No more are we allowed the freedom to speak out about the perverted lawbreakers that have seized control of most public places without the threat of being censored or 'canceled' by the 'powers that be'.
I am appalled at the over abundance of evidence being discarded by the authorities with no charges being filed for undeniable infractions; some of which are outright felonies. What  is wrong with us? We are asleep ay the wheel and going off the road full speed ahead.
And I know the ranting doesn't really help either, so what am I contributing? Maybe nothing. Would that I, or someone like me, could spur everyone into action with speeches like these and begin the return to real; the return to normal. It doesn't look likely at this juncture.
I can however, rest in the knowledge that I know the end of the story. Evil cannot and will not win in the end, so we can breathe easier with that promise to come. But as has been quoted time and time again...that "the only thing necessary for evil to triumph, is for good men to do nothing."
Our actions speak much louder than our weak words. Let us rise to the occasion and return our great land to its former glory and hear and obey the soveriegn God Jehovah.

Monday, July 3, 2023


Old Dogs....

I learned something today. They say it's hard to teach an old dog new tricks, but this old dog isn't looking for tricks.

I hate to admit to being hardheaded but that's been a trait since I was a young boy. Over and over I repeat some of the same old mistakes almost religiously. You would think my nose would be permanently bruised from falling on my face so much. But God is good and rightly to the praised. I am so glad He hasn't given up on me yet. That would be more than a disaster.

Tomorrow is the 4th of July. I am seeing a lot of flags and bunting across the landscape. It's encouraging to see the faithfulness to the flag, but at the same time disheartening to see so many desecrate Old Glory.

They certainly do not understand the sacrifices that were made for our freedom or they wouldn't do the horrible things they do. It might do some of them some good to spend time in a country that has no freedom. They could see the things that go on in countries like Russia, Cuba, Venezuela, and the other dictatorships.

I know it's easy to get on a soapbox if you don't have to do anything pro-active. It's easy to complain if you have no solutions, no plan, no real answers. Speaking out is a right, but how we speak out is just as important as saying something.

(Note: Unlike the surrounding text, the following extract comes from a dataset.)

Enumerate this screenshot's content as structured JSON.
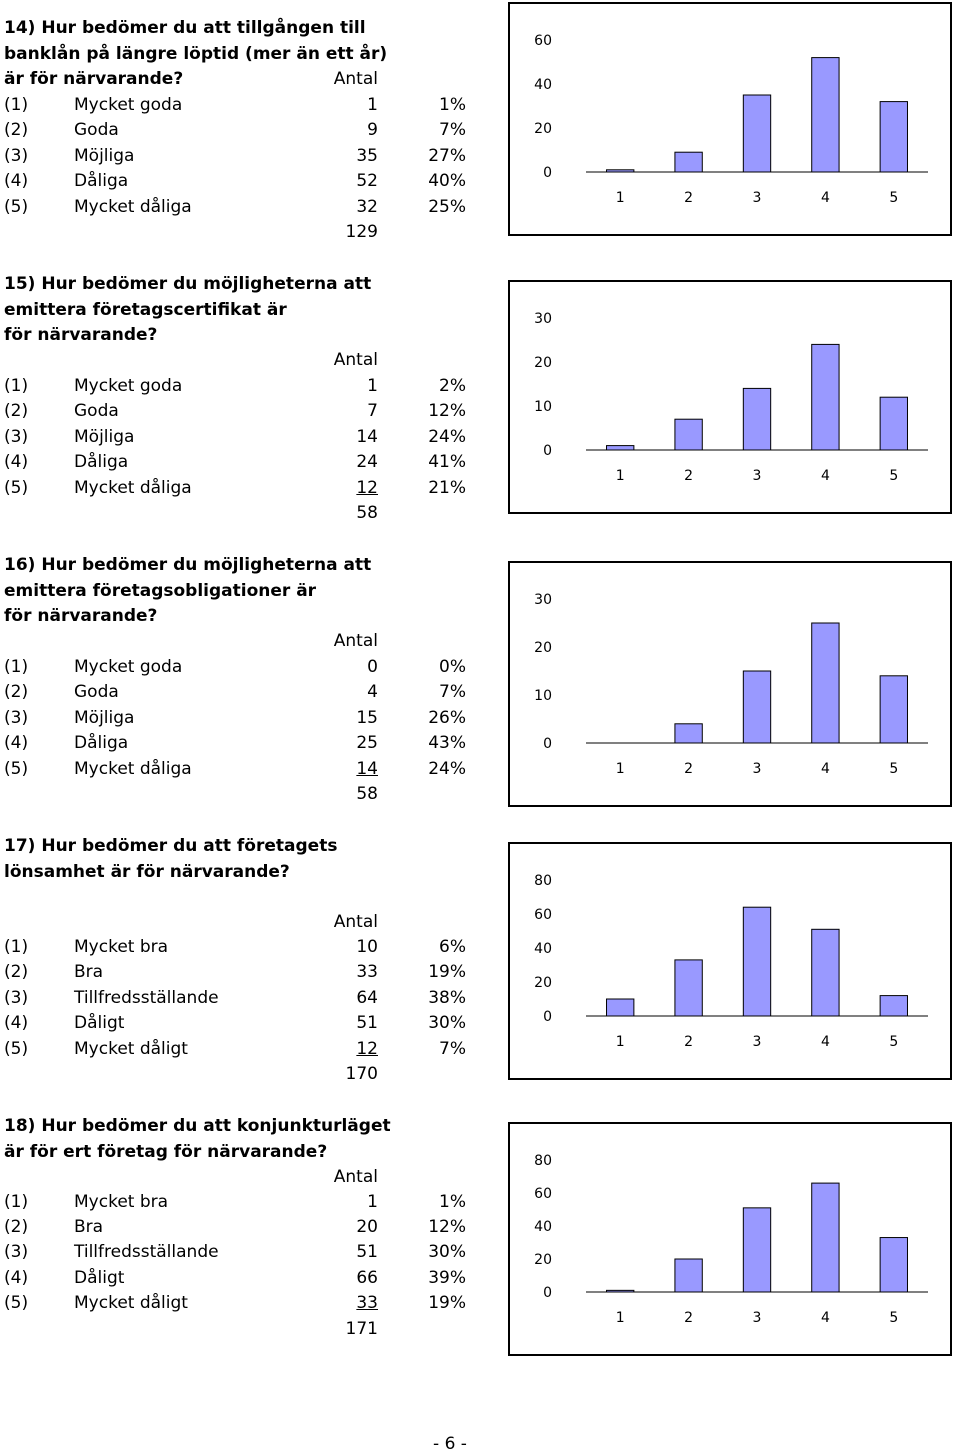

On the other hand, there are those that go completely overboard with their actions. How are we supposed to reconcile all of the opinions and beliefs and prejudices without hurting others? We are too often heavy-handed and reckless with our actions. I see only one answer that solves every problem and that, my friends is what I learned today. I already knew it. I had already experienced it. It had already been proven over and over. And yet, somehow, I strayed away from that belief, that simple reality, and found myself "guilty again". No excuse; none.

I had taken back 'control' after telling God that I would leave everything to Him. A message by a well known speaker reminded me of my mistake and I immediately repented and turned my thinking around.


It's not easy to give God complete control of your life but it can be done. And successfully. The alternative is living a much less successful life with difficult decisions that ultimately lead to failure and depression. Some people kill themselves because they can't 'win' at anything; not even the smallest things. Thinking we can 'control' everything in our lives is a mistake. It's pride and 'pride cometh before a fall', and it's one of the mainstays the enemy uses to discourage people and take their joy and peace.

I felt much better right away and my peace returned. There's nothing like peace. No twisting and turning and worrying about what's happening or what's going to happen when God has the 'reins'. He always works things out in our favor; just not exactly how or when we think it is supposed to happen. Once we fully trust the Lord, the events in our daily lives settle down and come to completion in the best possible way.

I really encourage you to try it. It might take a little effort or maybe even a huge effort, but I know without a doubt that it works. You will never know unless you try.